By Rev. Andrew Wilson
No doubt you have heard the Beatitudes, but have you ever experienced them? You would have just before Christmas when St. John the Evangelist, Leamington hosted a dinner for the homeless and the ostracized. I think we experienced all that Jesus proclaimed in that passage that particular Sunday.
You know that homelessness is an issue, as is mental health and addiction. Sometimes these are a trifecta of challenges.
My friend Kathy Edwards asked if she could put on a dinner in our church hall, to give a place for those who live at Leamington Manor, a place for those who struggle with these issues. She wanted to give them a proper Christmas dinner. My answer: of course! And can we invite in the homeless? Certainly!
And so Street Feast was born, that easily, barely two weeks before Christmas.

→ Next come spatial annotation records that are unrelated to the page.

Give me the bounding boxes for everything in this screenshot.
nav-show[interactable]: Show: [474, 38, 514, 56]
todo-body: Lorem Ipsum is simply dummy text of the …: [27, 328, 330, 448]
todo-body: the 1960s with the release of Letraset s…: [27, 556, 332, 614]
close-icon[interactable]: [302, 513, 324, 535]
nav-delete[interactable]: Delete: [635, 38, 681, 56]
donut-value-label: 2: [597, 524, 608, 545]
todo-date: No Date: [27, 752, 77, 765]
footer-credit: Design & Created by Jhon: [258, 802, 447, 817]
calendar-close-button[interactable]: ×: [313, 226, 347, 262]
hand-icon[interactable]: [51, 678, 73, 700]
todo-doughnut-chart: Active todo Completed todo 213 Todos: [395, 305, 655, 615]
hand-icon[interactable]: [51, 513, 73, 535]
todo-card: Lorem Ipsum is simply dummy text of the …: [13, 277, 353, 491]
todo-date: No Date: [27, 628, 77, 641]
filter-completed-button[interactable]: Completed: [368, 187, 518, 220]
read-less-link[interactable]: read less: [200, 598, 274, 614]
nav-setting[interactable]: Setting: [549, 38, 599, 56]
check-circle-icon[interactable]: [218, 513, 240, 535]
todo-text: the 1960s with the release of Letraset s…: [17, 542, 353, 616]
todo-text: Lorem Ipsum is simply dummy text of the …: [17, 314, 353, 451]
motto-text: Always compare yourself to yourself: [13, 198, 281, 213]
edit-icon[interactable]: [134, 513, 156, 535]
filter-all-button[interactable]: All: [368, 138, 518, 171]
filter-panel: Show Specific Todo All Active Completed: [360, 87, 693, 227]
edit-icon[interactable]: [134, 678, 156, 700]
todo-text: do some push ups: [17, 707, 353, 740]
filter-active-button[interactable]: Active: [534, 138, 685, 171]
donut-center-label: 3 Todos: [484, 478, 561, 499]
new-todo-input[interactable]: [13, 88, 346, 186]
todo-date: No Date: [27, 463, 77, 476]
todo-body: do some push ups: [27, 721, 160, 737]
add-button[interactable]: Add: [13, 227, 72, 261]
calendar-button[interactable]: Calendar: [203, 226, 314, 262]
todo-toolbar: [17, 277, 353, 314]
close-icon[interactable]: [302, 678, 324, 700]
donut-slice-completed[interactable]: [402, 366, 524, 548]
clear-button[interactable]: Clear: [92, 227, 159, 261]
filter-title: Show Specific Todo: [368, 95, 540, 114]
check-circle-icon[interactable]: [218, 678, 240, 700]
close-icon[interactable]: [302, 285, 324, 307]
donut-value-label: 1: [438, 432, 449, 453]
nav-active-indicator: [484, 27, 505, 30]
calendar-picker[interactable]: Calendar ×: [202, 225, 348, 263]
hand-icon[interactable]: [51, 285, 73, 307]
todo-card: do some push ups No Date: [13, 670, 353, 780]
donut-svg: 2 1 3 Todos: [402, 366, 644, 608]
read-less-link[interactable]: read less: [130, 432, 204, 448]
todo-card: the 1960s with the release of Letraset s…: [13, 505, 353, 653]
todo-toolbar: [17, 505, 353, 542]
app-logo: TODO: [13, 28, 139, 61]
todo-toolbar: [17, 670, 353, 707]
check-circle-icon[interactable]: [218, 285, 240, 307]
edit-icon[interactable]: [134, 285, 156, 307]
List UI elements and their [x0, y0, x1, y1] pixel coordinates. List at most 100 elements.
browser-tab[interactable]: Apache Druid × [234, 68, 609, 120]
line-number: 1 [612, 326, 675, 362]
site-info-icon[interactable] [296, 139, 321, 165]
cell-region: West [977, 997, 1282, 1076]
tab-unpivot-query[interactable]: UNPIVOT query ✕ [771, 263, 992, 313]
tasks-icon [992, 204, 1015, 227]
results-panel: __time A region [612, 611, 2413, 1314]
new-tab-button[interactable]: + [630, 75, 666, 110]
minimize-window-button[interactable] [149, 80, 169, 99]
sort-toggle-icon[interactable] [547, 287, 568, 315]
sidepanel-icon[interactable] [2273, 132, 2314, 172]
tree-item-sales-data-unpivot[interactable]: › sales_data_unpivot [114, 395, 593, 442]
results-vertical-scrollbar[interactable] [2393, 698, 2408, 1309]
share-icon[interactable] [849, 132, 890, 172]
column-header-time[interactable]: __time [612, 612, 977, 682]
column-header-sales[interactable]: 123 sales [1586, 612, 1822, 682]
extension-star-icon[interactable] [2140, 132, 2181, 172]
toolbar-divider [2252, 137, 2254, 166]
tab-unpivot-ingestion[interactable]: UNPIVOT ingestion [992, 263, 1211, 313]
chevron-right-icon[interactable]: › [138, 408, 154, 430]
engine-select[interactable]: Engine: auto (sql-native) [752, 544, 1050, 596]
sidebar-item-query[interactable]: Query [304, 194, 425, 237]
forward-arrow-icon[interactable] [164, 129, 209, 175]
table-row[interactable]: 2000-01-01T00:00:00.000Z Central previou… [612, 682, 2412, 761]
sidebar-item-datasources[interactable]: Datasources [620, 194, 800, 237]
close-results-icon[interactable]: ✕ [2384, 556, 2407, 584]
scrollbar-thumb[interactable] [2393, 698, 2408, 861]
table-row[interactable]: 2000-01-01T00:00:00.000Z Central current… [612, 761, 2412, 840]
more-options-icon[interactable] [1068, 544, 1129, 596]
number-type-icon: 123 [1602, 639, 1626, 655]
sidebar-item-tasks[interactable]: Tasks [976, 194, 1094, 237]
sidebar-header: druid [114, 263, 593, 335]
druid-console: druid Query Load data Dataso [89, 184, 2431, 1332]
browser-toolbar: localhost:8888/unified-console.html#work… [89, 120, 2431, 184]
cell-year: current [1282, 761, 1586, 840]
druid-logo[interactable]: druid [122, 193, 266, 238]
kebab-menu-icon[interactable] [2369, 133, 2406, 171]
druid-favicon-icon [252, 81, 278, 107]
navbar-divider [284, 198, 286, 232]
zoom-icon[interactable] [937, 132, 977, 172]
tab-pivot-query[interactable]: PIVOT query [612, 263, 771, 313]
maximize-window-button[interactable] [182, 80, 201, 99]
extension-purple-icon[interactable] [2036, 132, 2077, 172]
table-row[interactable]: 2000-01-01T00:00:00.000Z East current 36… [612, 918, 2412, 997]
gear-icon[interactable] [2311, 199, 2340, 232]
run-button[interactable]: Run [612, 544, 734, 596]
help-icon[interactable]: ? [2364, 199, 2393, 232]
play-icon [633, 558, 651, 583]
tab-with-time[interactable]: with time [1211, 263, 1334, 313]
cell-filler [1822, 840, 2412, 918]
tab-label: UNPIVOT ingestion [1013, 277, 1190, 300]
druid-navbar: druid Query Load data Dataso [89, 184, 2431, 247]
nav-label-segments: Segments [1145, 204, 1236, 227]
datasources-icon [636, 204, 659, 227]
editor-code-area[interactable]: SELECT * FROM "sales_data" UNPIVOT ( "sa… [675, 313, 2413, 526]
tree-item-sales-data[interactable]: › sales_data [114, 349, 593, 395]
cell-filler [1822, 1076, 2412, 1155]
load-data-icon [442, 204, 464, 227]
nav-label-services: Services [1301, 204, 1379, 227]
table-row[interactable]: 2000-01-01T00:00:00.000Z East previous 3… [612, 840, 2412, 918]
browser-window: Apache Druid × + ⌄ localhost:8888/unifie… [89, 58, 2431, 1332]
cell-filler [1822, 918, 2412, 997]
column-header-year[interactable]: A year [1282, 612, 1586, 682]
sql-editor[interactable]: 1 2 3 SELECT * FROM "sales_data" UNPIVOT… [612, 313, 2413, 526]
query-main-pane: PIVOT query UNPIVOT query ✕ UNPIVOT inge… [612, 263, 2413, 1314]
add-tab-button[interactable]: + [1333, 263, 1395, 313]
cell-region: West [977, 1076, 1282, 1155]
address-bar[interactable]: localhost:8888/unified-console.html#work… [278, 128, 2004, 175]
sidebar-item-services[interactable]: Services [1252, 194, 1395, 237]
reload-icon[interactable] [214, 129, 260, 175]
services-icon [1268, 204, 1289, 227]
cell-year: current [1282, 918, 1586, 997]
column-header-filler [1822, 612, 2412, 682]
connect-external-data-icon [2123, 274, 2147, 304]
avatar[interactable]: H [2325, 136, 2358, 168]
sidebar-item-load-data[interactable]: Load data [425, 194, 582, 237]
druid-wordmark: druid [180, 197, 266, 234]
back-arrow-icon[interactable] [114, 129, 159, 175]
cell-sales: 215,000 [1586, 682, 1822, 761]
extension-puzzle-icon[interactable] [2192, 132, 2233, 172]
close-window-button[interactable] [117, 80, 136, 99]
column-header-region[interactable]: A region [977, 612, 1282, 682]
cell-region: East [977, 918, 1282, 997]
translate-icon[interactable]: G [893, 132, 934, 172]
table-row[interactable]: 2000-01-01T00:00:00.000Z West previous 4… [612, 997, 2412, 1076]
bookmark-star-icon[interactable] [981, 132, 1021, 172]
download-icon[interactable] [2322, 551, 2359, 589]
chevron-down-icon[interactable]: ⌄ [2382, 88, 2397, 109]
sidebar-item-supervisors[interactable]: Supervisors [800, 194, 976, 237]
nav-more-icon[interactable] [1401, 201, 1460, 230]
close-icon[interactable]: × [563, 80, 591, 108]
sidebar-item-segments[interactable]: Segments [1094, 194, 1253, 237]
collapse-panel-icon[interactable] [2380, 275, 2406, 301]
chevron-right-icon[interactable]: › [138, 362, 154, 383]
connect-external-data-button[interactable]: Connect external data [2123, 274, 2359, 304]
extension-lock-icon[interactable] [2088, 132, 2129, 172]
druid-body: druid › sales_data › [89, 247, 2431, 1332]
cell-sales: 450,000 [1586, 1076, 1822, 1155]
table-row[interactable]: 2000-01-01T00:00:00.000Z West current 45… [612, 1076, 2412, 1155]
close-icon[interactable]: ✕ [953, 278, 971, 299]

I quickly learned that marginalization has levels – there is not a single large group of have-nots but many layers. Those who I see at our weekly meal, which is organized by Deacon Deborah Wilson-Safa, were not the people I saw that Sunday. To quote Kathy, “These people are afraid, they don’t like to go out because people treat them badly.”
What did I experience?
A young woman baptized at this very church, thankful to be back, thankful to have a warm inviting place with a fabulous meal. An aesthetician who “once had it all,” and who lost everything and struggles with many issues including a record. A middle-aged man and his two adult children who slept in tents since August 10 at a campground for $1400 per month until it closed, and then where they could as they were ‘moved along’ numerous times. Why were they homeless? To protect their mother who was schizophrenic and needed support, their comfort and security was sacrificed for hers. He eventually lost his job due to the stress of his homelessness. A 21-year-old woman who as a teen was homeless for seven months because her stepmother missed rent. A man who was turned away over and over at the hospital because of his address, because he was, “obviously seeking drugs.” A simple blood test found a rare form of leukemia…
These are the stories of God’s children, and as much as they admit mistakes, they all felt victimized and picked-on. All spoke of the need for community, especially the wider community as people would have at one time cared about them and others needing help. The lodge is a refuge for those who need help. The church is also a refuge, we offered the hospitality of Christ and an ear.
I share these moments with their full permission as I recorded these conversations with the hopes of editing them for our website. These people with drug, alcohol and mental health issues were all thoughtful and well spoken. All were once whole, and now live in supportive housing for $55 per day.
The Lodge tries to help people who can be high need. You may know some of their habits that can make us uncomfortable: people who hoard, who smoke too much, who stay too long at Timmies, who have visible signs of drug use, who tell strange stories, who sometimes pilfer but who are more often pilfered from. These people are often preyed upon and victimized. These are people who know what is wrong and who are trapped in it.
These are the people loved by God and who Kathy and her staff love and try to help. She wanted a “normal” Christmas for them – with live music and more than enough food.
Being mindful, I checked in with the OPP – they were thrilled that this was happening because this was needed, and area businesses put up the poster and alerted all their members should they like to help. What Kathy was willing to provide out of pocket became donations when she called suppliers to place orders. Hats and scarves and coats appeared. God provides, and there was only happiness! We wanted to offer love and love was felt. Time and time again, we are able to use our central space to offer the light of Christ to people in need. Whatever is needed over-and-above space is provided by God as an answer to prayer. Community formed with around forty coming for dinner.
In a different situation these may be people to be avoided, perhaps even feared, and yet they live in fear and pain. They are indeed the ones who Jesus blessed as those who mourn, who are hungry, who thirst for righteousness, the people that Jesus will be found among.
Yes, these are people that can be difficult and needy, whose lives are troubled and often ignored. Pope Francis said pastors must be, “shepherds living with the smell of the sheep.” (March 8, 2013.) We are called to serve; we are called to the edges of community. This is not sermon fodder but the facts of Christian identity. These are children of God whose parents fear for their safety and who wonder if they will ever be happy. We do too. Peace on earth and good will to all.
Rev. Andrew Wilson is the rector at St. John the Evangelist, Leamington.